Romans gives you a portrait of 3 bodies: 1) a body used to sin exclusively before we met Christ, 2) a single body redeemed by the saving work of Christ on the cross, and 3) a group of believers coming together to build up the body of Christ.
And we call this group of believers, the body of Christ or the church. The word for church in the Greek is ekklesia and this borrows an OT idea referring to an assembly. Even secular gatherings were referred to as an ekklesia, an assembly. And so in the first century, Christians gathered at a specific location and it was an assembly of believers and that assembly was called a church.
…so in Christ we, though many, form one body, and each member belongs to all the others. ~Romans 12:5
The question I asked last time was — do you attend a church, or do you belong to a church? There is a world of difference.
Many attend a church. This view of church makes membership to a particular church no big deal. Because after all, most of us are just passive spectators. We’re just coming to hear a preacher or a praise leader.
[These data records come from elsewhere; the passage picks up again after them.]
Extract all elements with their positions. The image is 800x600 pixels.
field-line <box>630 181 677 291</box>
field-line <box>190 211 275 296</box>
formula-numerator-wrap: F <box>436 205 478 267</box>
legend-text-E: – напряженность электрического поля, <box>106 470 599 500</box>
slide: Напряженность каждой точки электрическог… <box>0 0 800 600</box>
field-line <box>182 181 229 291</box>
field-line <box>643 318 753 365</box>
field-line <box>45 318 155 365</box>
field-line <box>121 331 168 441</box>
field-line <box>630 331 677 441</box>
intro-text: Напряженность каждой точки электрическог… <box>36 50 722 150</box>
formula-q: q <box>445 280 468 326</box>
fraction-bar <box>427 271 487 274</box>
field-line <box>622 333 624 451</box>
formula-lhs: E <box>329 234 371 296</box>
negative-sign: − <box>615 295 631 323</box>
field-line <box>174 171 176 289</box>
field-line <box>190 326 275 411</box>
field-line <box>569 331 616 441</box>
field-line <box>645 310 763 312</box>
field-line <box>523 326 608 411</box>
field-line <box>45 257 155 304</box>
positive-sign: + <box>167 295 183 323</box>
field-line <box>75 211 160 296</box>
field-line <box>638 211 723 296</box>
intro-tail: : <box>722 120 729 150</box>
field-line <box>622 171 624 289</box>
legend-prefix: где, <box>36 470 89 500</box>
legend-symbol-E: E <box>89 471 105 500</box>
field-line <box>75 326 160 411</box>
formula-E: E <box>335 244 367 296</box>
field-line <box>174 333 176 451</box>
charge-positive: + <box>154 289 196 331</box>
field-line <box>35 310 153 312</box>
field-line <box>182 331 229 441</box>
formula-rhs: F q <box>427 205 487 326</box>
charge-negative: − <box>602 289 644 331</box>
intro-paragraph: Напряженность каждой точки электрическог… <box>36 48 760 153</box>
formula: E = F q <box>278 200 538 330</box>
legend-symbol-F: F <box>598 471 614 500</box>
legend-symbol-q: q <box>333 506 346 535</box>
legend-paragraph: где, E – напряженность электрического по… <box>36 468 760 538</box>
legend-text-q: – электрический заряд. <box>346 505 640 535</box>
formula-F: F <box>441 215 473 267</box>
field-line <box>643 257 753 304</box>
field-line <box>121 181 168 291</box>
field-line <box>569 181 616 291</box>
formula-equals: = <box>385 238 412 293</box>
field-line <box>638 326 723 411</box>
Church is not a one man show like golf or tennis. Church is like playing football. You can’t win a game on the talent of one person. Even if you have a great quarterback, you need a good offensive line to give the quarterback protection. And what good is it if you throw the ball and none of your receivers can catch a single pass?r And even if you score, if your defense of special teams is lousy then you have little chance of winning. But many people think church is a one man show and I am going to be entertained or have my needs met. And now with podcasts and youtube videos, we have the phenomenon of Christian celebrity speakers: people like Tim Keller or Francis Chan or Mark Driscoll or John Piper. And we listen to all of their podcasts and read all their books and if we happen to meet them, it’s like we are standing before Bono or Obama. Some of us, I won’t mention any names, we meet one of these Christian celebrities and we are speechless before them and we stumble over our words. That’s an inside joke that I can explain later if you are interested.
Church is not a one man show, nor is it a spectator sport. It’s a winning team where all players need to do their part to continue the winning streak. This is the portrait of church that emerges in Romans 12. It’s a group or assembly of Christ-centered, committed relationships. And each member belongs to all the others. Have you committed yourself to people that they can say of you, that brother, that sister, we belong to each other? Life’s joys — we will celebrate together. Life’s sorrows — we will mourn together. We are in it, all of life, together for the long haul.